Allerdings gibt es auch falsche Geständnisse. Vielmehr als man gemeinhin glaubt und aus den unterschiedlichsten Gründen.[27]

Das muss der Verteidiger wissen und bei seinem Mandanten überprüfen. Er braucht ihm auch nicht zu einem Geständnis zu raten.[28] Wenn der Verteidiger begründete Möglichkeiten dafür sieht, dem Mandanten könne auf prozessordnungsgemäßem Weg die Straftat nicht nachgewiesen werden, dann wird er im Allgemeinen auch nicht zu einem Geständnis raten bzw. ihm von einem solchen abraten.[29] Schließlich kommt der Beschuldigte zu dem Verteidiger, weil er sich dessen Sachverstand und Erfahrung zunutze machen will; nicht, um sich bei dem Verteidiger zu entsühnen. Etwas anderes ist es hingegen, wenn der Mandant nach Erörterung von Vor- und Nachteilen, Chancen und Risiken zum Eingeständnis seiner Schuld entschlossen ist. Dem sollte der Verteidiger sich nicht entgegenstellen. Ist der Verteidiger der Ansicht, dass dies allerdings nicht seiner Verteidigungsstrategie entspricht, bleibt es ihm unbenommen, das Mandat niederzulegen. Ob der Verteidiger den Mandanten dazu veranlassen darf, ein abgelegtes Geständnis zu widerrufen, ist umstritten.[30]

Besteht zwischen dem Verteidiger und dem Mandanten Einigkeit über die Ablegung eines Geständnisses, ist der richtige Weg zu besprechen. Dabei sollte nicht „Versteck gespielt“ werden, indem die vorangegangene Beratung des Verteidigers verschwiegen wird.[31] Warum soll der Beschuldigte nicht erklären dürfen, nach Überlegung und Rücksprache mit seinem Anwalt habe er sich entschlossen, reinen Tisch zu machen? Wie peinlich (und u. U. nachteilig), wenn die verschwiegene Beratung später offenbar wird! Der schnellste Weg ist die Abfassung eines Schriftsatzes, in dem das Geständnis enthalten ist; sei es in direkter oder indirekter Rede. Freilich verliert das Geständnis etwas an Ursprünglichkeit und Direktheit, da der Verteidiger mit formuliert hat. Wird ein Sachverhalt aber schnörkellos, einfach und klar abgefasst schadet auch die Feder des Anwalts nichts.

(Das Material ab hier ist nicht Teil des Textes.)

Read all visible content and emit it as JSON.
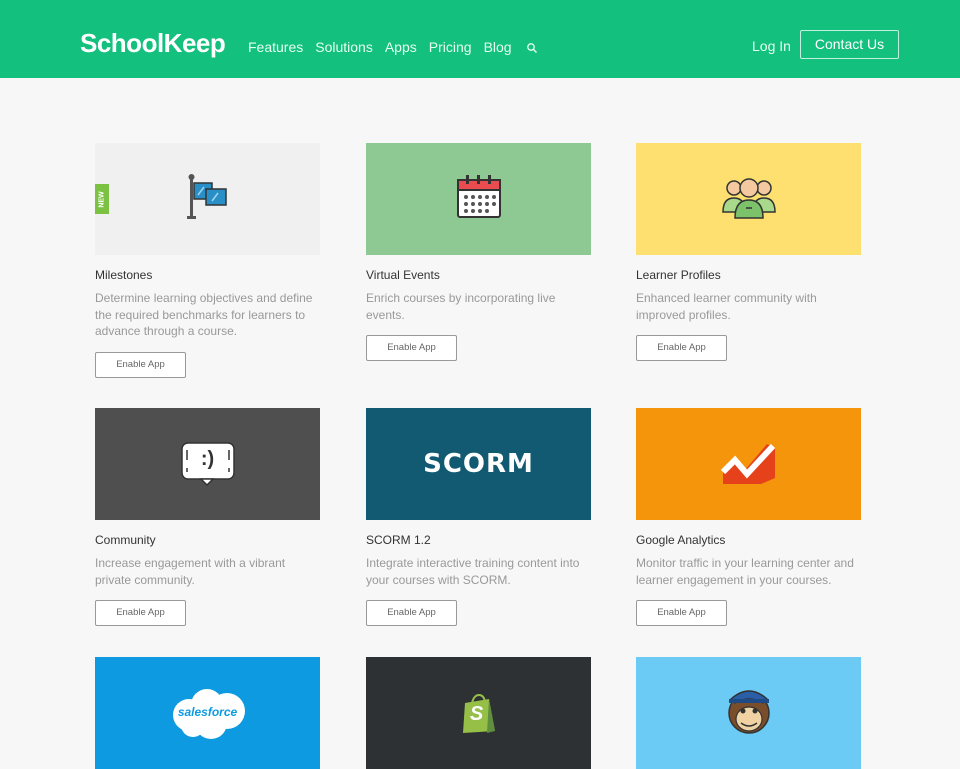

Sicherer und authentischer ist hingegen stets ein persönliches Geständnis. Hierfür ist eine Vernehmung des Beschuldigten durch den sachbearbeitenden Polizeibeamten oder (was vorzuziehen ist) durch den zuständigen Staatsanwalt zu erreichen. Wenn man ein Geständnis ankündigt, bekommt man zumeist auch einen umgehenden Termin.

Der Verteidiger sollte bei der Vernehmung anwesend sein. Er braucht keine Bedenken zu haben, dass seine vorangegangene Beratung und nunmehrige Anwesenheit den Wert des Geständnisses mindern. Entscheidend ist: Das Geständnis ist sofort und vor Akteneinsicht abgegeben worden.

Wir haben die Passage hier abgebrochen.